The backlog of exits accumulated since the M&A lull of 2000 may be starting to clear, according to a new report published by Barclays Private Equity and Deloitte. Exit value year to date has reached a staggering £13.7bn, compared to £8.8bn during the whole of 2003.
The average time to exit is also decreasing. The first half of 2004 saw the average period decrease to just over 61 months. This is inside the typical target exit period for buy-out investment, which is normally 36 and 60 months.
The exit period steadily increased throughout the 1990s from around 42 months to more than 70 months by the end of 2003. This reduction applies mainly to larger buyouts, however. There remains a surprisingly large number of un-exited mid-market and small deals within private equity portfolios. More than half of the £100m plus buy-outs completed in 1999 have now been realised, compared with a third of the £10-100m deals and only a fifth of the sub £10m deals. Generally speaking, the surge in exits brings back balance to the private equity market.

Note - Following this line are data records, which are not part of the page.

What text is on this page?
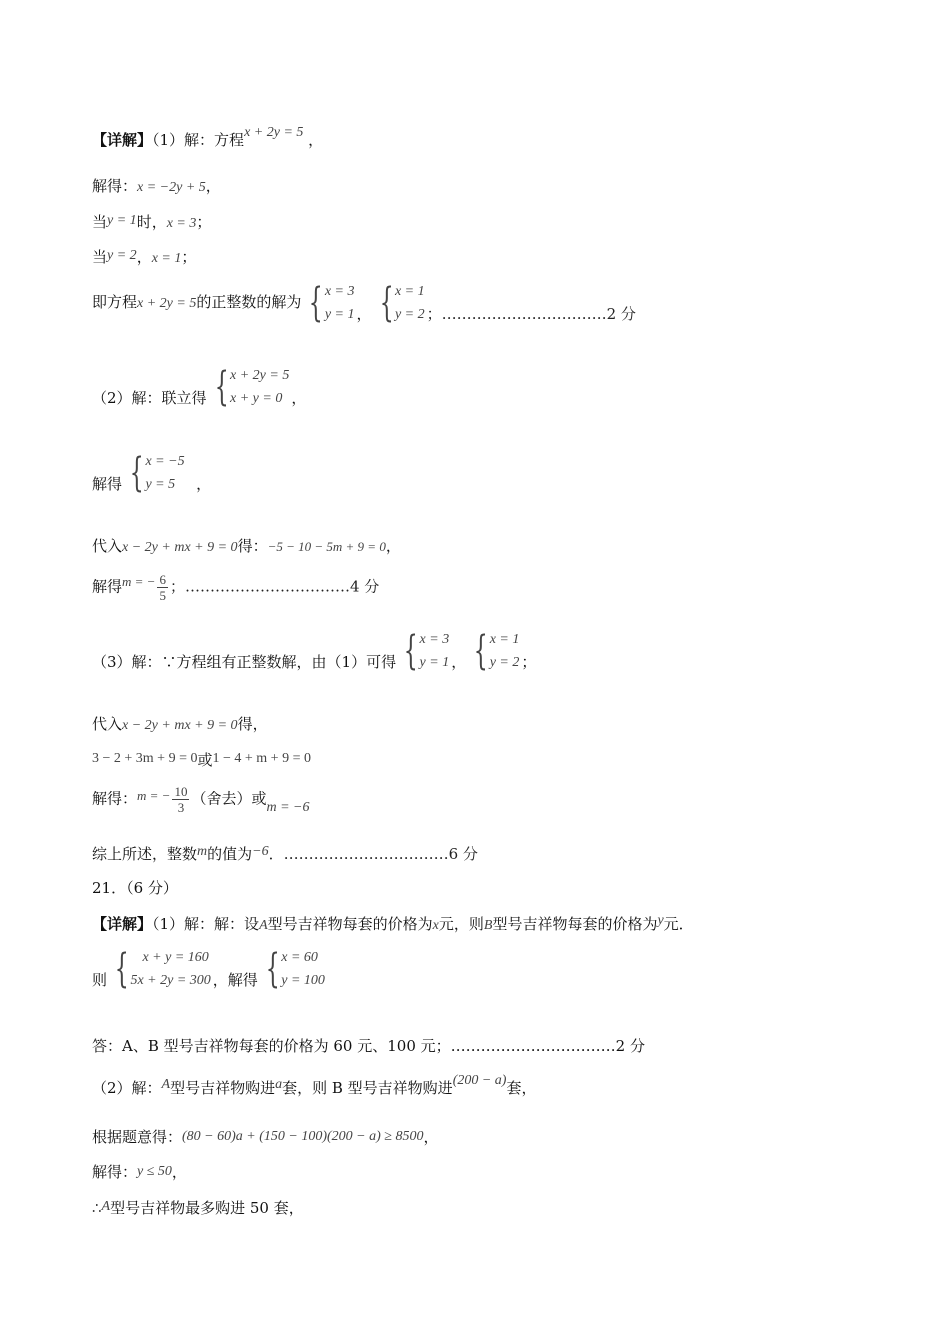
【详解】（1）解：方程x + 2y = 5 ，
解得：x = −2y + 5，
当y = 1时，x = 3；
当y = 2，x = 1；
即方程x + 2y = 5的正整数的解为 { x = 3
y = 1 ， { x = 1
y = 2 ；……………………………2 分
（2）解：联立得 { x + 2y = 5
x + y = 0 ，
解得 { x = −5
y = 5 ，
代入x − 2y + mx + 9 = 0得：−5 − 10 − 5m + 9 = 0，
解得m = − $\frac{6}{5}$ ；……………………………4 分
（3）解：∵方程组有正整数解，由（1）可得 { x = 3
y = 1 ， { x = 1
y = 2 ；
代入x − 2y + mx + 9 = 0得，
3 − 2 + 3m + 9 = 0或1 − 4 + m + 9 = 0
解得：m = − $\frac{10}{3}$ （舍去）或m = −6
综上所述，整数m的值为−6．……………………………6 分
21．（6 分）
【详解】（1）解：解：设A型号吉祥物每套的价格为x元，则B型号吉祥物每套的价格为y元．
则 { x + y = 160
5x + 2y = 300 ，解得 { x = 60
y = 100
答：A、B 型号吉祥物每套的价格为 60 元、100 元；……………………………2 分
（2）解：A型号吉祥物购进a套，则 B 型号吉祥物购进(200 − a)套，
根据题意得：(80 − 60)a + (150 − 100)(200 − a) ≥ 8500，
解得：y ≤ 50，
∴A型号吉祥物最多购进 50 套，
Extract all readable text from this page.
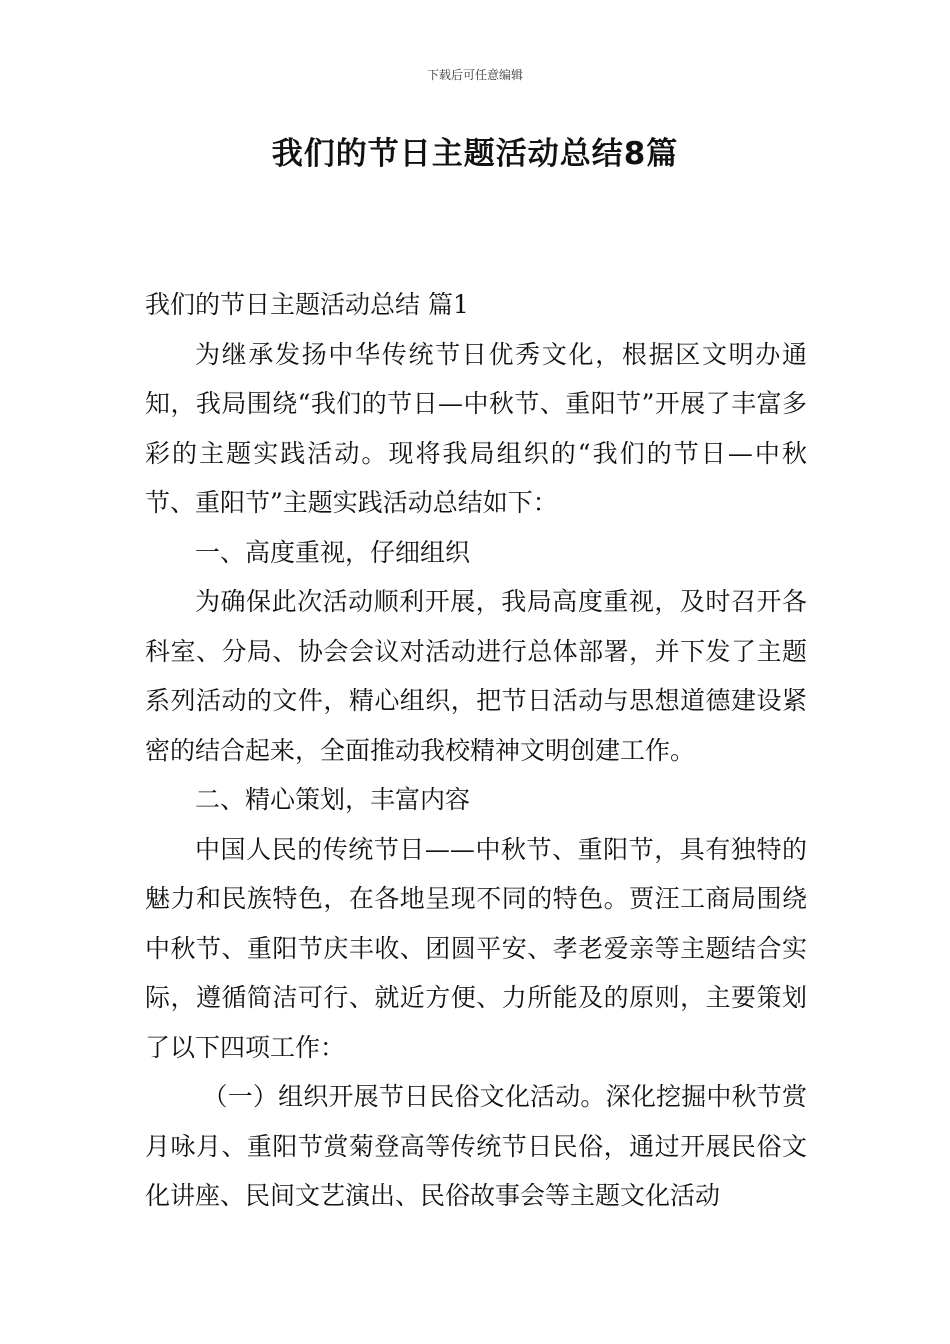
下载后可任意编辑
我们的节日主题活动总结8篇

我们的节日主题活动总结 篇1

为继承发扬中华传统节日优秀文化，根据区文明办通知，我局围绕“我们的节日—中秋节、重阳节”开展了丰富多彩的主题实践活动。现将我局组织的“我们的节日—中秋节、重阳节”主题实践活动总结如下：

一、高度重视，仔细组织

为确保此次活动顺利开展，我局高度重视，及时召开各科室、分局、协会会议对活动进行总体部署，并下发了主题系列活动的文件，精心组织，把节日活动与思想道德建设紧密的结合起来，全面推动我校精神文明创建工作。

二、精心策划，丰富内容

中国人民的传统节日——中秋节、重阳节，具有独特的魅力和民族特色，在各地呈现不同的特色。贾汪工商局围绕中秋节、重阳节庆丰收、团圆平安、孝老爱亲等主题结合实际，遵循简洁可行、就近方便、力所能及的原则，主要策划了以下四项工作：

（一）组织开展节日民俗文化活动。深化挖掘中秋节赏月咏月、重阳节赏菊登高等传统节日民俗，通过开展民俗文化讲座、民间文艺演出、民俗故事会等主题文化活动
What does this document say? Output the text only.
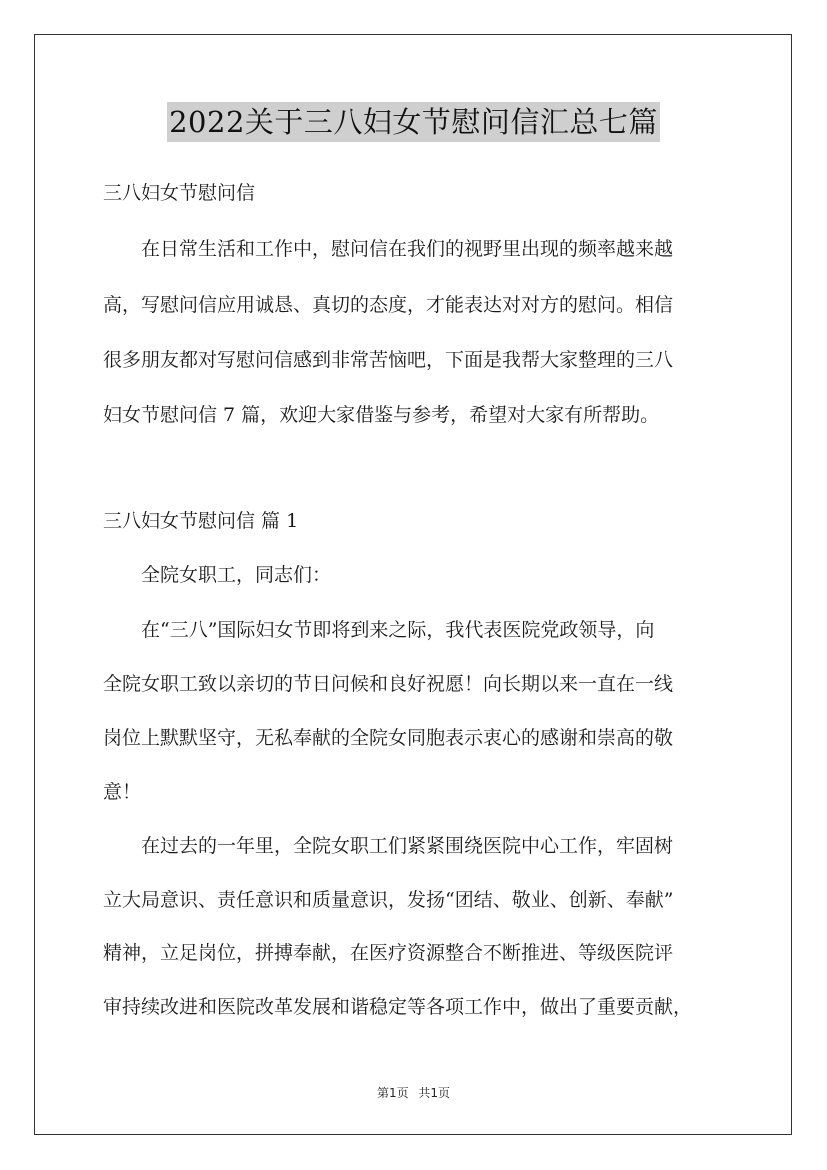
2022关于三八妇女节慰问信汇总七篇
三八妇女节慰问信
在日常生活和工作中，慰问信在我们的视野里出现的频率越来越
高，写慰问信应用诚恳、真切的态度，才能表达对对方的慰问。相信
很多朋友都对写慰问信感到非常苦恼吧，下面是我帮大家整理的三八
妇女节慰问信 7 篇，欢迎大家借鉴与参考，希望对大家有所帮助。
三八妇女节慰问信 篇 1
全院女职工，同志们：
在“三八”国际妇女节即将到来之际，我代表医院党政领导，向
全院女职工致以亲切的节日问候和良好祝愿！向长期以来一直在一线
岗位上默默坚守，无私奉献的全院女同胞表示衷心的感谢和崇高的敬
意！
在过去的一年里，全院女职工们紧紧围绕医院中心工作，牢固树
立大局意识、责任意识和质量意识，发扬“团结、敬业、创新、奉献”
精神，立足岗位，拼搏奉献，在医疗资源整合不断推进、等级医院评
审持续改进和医院改革发展和谐稳定等各项工作中，做出了重要贡献，
第1页 共1页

“Demonstrating an ability to realise investments is particularly vital for the many private equity houses seeking to raise new funds next year,” said Mark Pacitti, private equity partner at Deloitte. “They are leaping on opportunities provided by the improved stock market, the return of trade buyers and the increased acceptance of secondary buyouts.”
The report, compiled by CMBOR, also said that receiverships fell in the nine months to September to 65 from a total of 107 in 2003.